3 Pleasing Things: Office software, wireless router, and boots to boot

Too often a blog post ends up as a vent or rant about stuff that annoys the blogger (been there, done that). When I started writing this post I was pretty annoyed by a head cold I caught at a trade show last week, but I figured that expressing this in a blog post was not going to make it go away, so I decided to focus on the positive and ask myself: Can you name three things you're pleased with?

OpenOffice.org in Action

Well let's start with Open Office, a suite of software I've been using a lot lately, on both my Mac and my PC. I can definitely say I like this a LOT.

This is great software. If you tried it in the past and found it slightly flaky, you really should give it another go. As far as I am concerned there's no need to buy Microsoft Office any more.

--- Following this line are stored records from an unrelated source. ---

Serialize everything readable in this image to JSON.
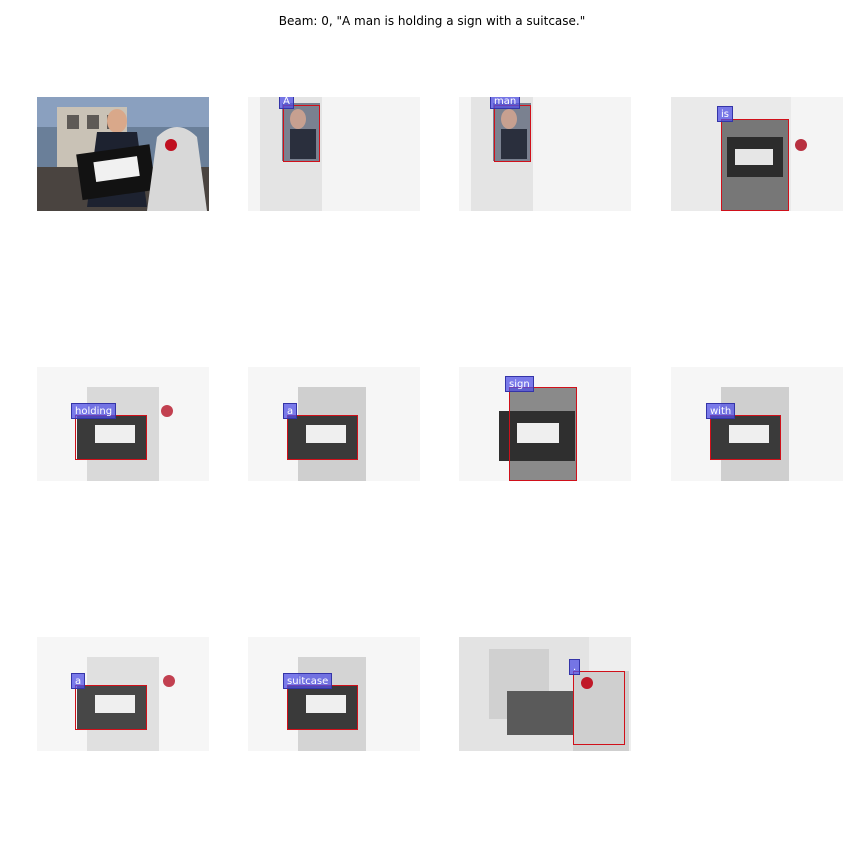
{
  "title": "Beam: 0, \"A man is holding a sign with a suitcase.\"",
  "original_image": "photo of man holding briefcase with sign",
  "panels": [
    {
      "word": "A"
    },
    {
      "word": "man"
    },
    {
      "word": "is"
    },
    {
      "word": "holding"
    },
    {
      "word": "a"
    },
    {
      "word": "sign"
    },
    {
      "word": "with"
    },
    {
      "word": "a"
    },
    {
      "word": "suitcase"
    },
    {
      "word": "."
    }
  ],
  "colors": {
    "box": "#d0101a",
    "tag": "#5050e6"
  }
}
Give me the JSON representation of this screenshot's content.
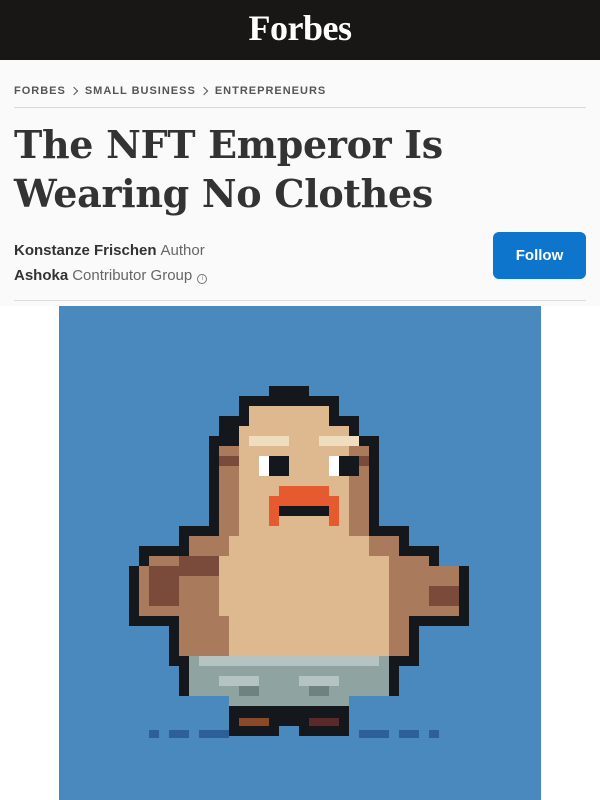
{
  "brand": {
    "logo_text": "Forbes"
  },
  "breadcrumb": [
    "FORBES",
    "SMALL BUSINESS",
    "ENTREPRENEURS"
  ],
  "article": {
    "headline_line1": "The NFT Emperor Is",
    "headline_line2": "Wearing No Clothes"
  },
  "authors": [
    {
      "name": "Konstanze Frischen",
      "role": "Author"
    },
    {
      "name": "Ashoka",
      "role": "Contributor Group"
    }
  ],
  "follow_label": "Follow",
  "hero_image": {
    "icon": "pixel-art-emperor-character"
  },
  "colors": {
    "topbar": "#181716",
    "accent": "#0e75cc",
    "hero_bg": "#4a89bd"
  }
}
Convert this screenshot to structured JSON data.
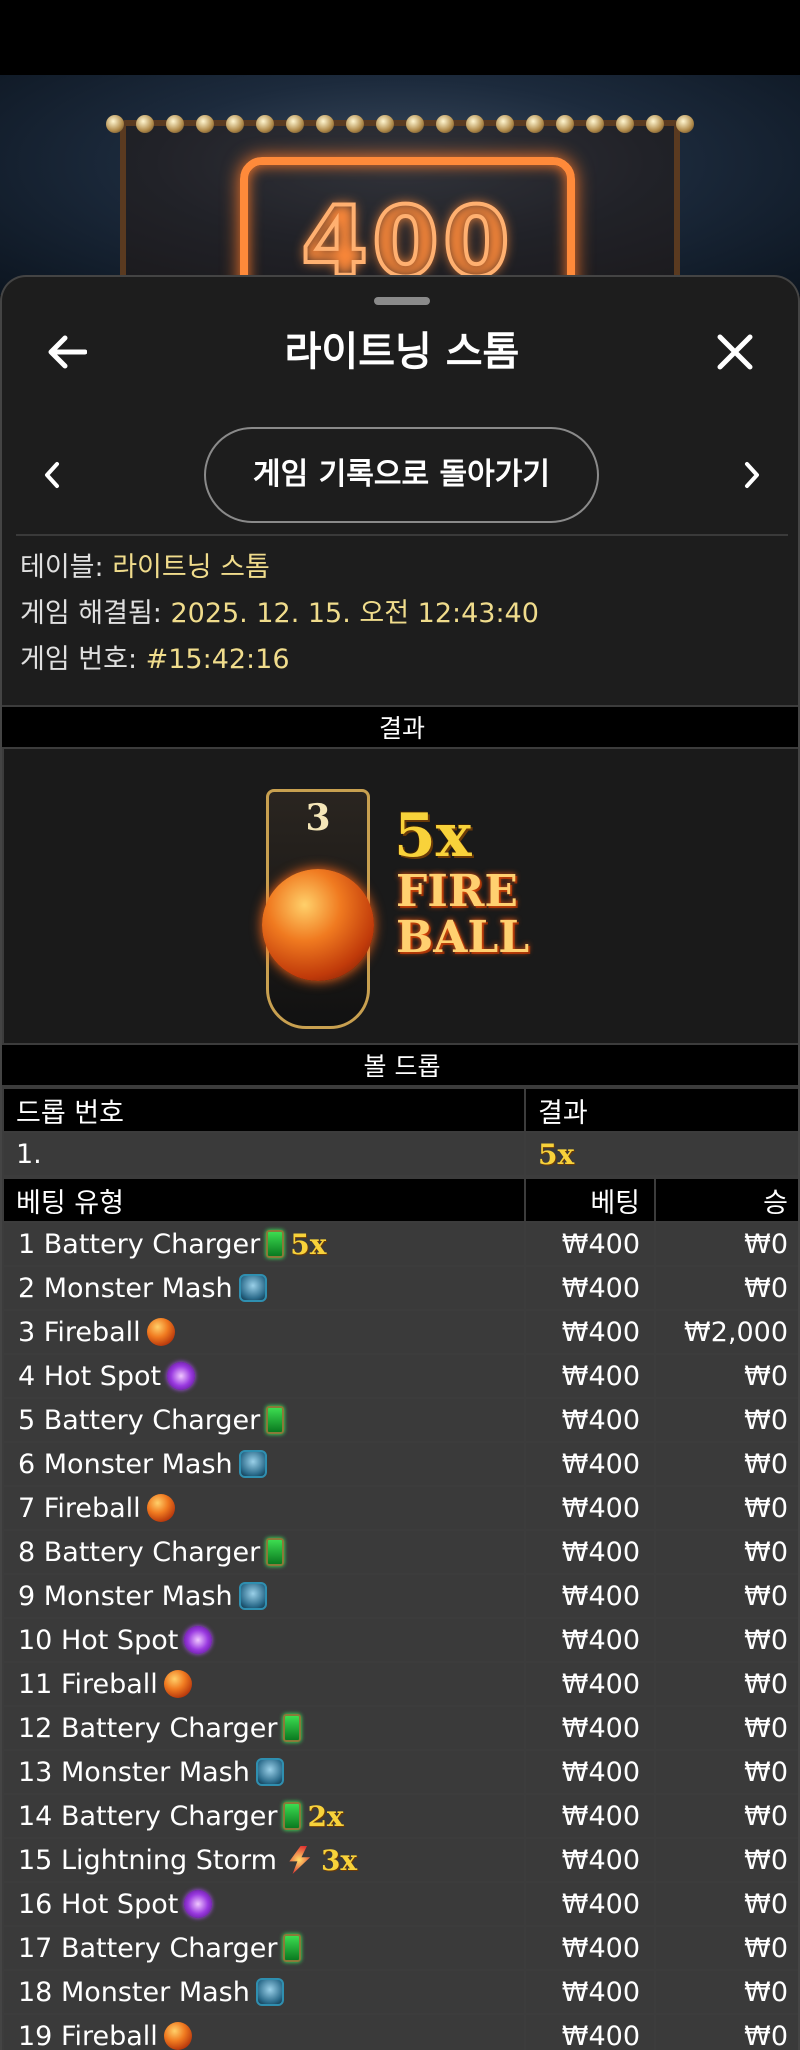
{
  "background": {
    "sign_text": "400"
  },
  "header": {
    "title": "라이트닝 스톰",
    "back_icon": "arrow-left-icon",
    "close_icon": "close-icon"
  },
  "nav": {
    "history_button": "게임 기록으로 돌아가기"
  },
  "info": [
    {
      "label": "테이블: ",
      "value": "라이트닝 스톰"
    },
    {
      "label": "게임 해결됨: ",
      "value": "2025. 12. 15. 오전 12:43:40"
    },
    {
      "label": "게임 번호: ",
      "value": "#15:42:16"
    }
  ],
  "result": {
    "band_label": "결과",
    "ball_number": "3",
    "multiplier": "5x",
    "type_line1": "FIRE",
    "type_line2": "BALL"
  },
  "ball_drop": {
    "band_label": "볼 드롭",
    "headers": [
      "드롭 번호",
      "결과"
    ],
    "rows": [
      {
        "drop": "1.",
        "result": "5x"
      }
    ]
  },
  "bets": {
    "headers": [
      "베팅 유형",
      "베팅",
      "승"
    ],
    "rows": [
      {
        "name": "1 Battery Charger",
        "icon": "battery",
        "mult": "5x",
        "bet": "₩400",
        "win": "₩0"
      },
      {
        "name": "2 Monster Mash",
        "icon": "monster",
        "mult": "",
        "bet": "₩400",
        "win": "₩0"
      },
      {
        "name": "3 Fireball",
        "icon": "fireball",
        "mult": "",
        "bet": "₩400",
        "win": "₩2,000"
      },
      {
        "name": "4 Hot Spot",
        "icon": "hotspot",
        "mult": "",
        "bet": "₩400",
        "win": "₩0"
      },
      {
        "name": "5 Battery Charger",
        "icon": "battery",
        "mult": "",
        "bet": "₩400",
        "win": "₩0"
      },
      {
        "name": "6 Monster Mash",
        "icon": "monster",
        "mult": "",
        "bet": "₩400",
        "win": "₩0"
      },
      {
        "name": "7 Fireball",
        "icon": "fireball",
        "mult": "",
        "bet": "₩400",
        "win": "₩0"
      },
      {
        "name": "8 Battery Charger",
        "icon": "battery",
        "mult": "",
        "bet": "₩400",
        "win": "₩0"
      },
      {
        "name": "9 Monster Mash",
        "icon": "monster",
        "mult": "",
        "bet": "₩400",
        "win": "₩0"
      },
      {
        "name": "10 Hot Spot",
        "icon": "hotspot",
        "mult": "",
        "bet": "₩400",
        "win": "₩0"
      },
      {
        "name": "11 Fireball",
        "icon": "fireball",
        "mult": "",
        "bet": "₩400",
        "win": "₩0"
      },
      {
        "name": "12 Battery Charger",
        "icon": "battery",
        "mult": "",
        "bet": "₩400",
        "win": "₩0"
      },
      {
        "name": "13 Monster Mash",
        "icon": "monster",
        "mult": "",
        "bet": "₩400",
        "win": "₩0"
      },
      {
        "name": "14 Battery Charger",
        "icon": "battery",
        "mult": "2x",
        "bet": "₩400",
        "win": "₩0"
      },
      {
        "name": "15 Lightning Storm",
        "icon": "lightning",
        "mult": "3x",
        "bet": "₩400",
        "win": "₩0"
      },
      {
        "name": "16 Hot Spot",
        "icon": "hotspot",
        "mult": "",
        "bet": "₩400",
        "win": "₩0"
      },
      {
        "name": "17 Battery Charger",
        "icon": "battery",
        "mult": "",
        "bet": "₩400",
        "win": "₩0"
      },
      {
        "name": "18 Monster Mash",
        "icon": "monster",
        "mult": "",
        "bet": "₩400",
        "win": "₩0"
      },
      {
        "name": "19 Fireball",
        "icon": "fireball",
        "mult": "",
        "bet": "₩400",
        "win": "₩0"
      }
    ]
  }
}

Today, Open Office is what you want for word processing, spreadsheets, presentations, document layout, databases, and drawing tools. It really is free, it supports many languages,  and it works well on both Macs and PCs. Here's how the OpenOffice.org web site describes it:
...the leading open-source office software suite for word processing, spreadsheets, presentations, graphics, databases and more. It is available in many languages and works on all common computers. It stores all your data in an international open standard format and can also read and write files from other common office software packages. It can be downloaded and used completely free of charge for any purpose.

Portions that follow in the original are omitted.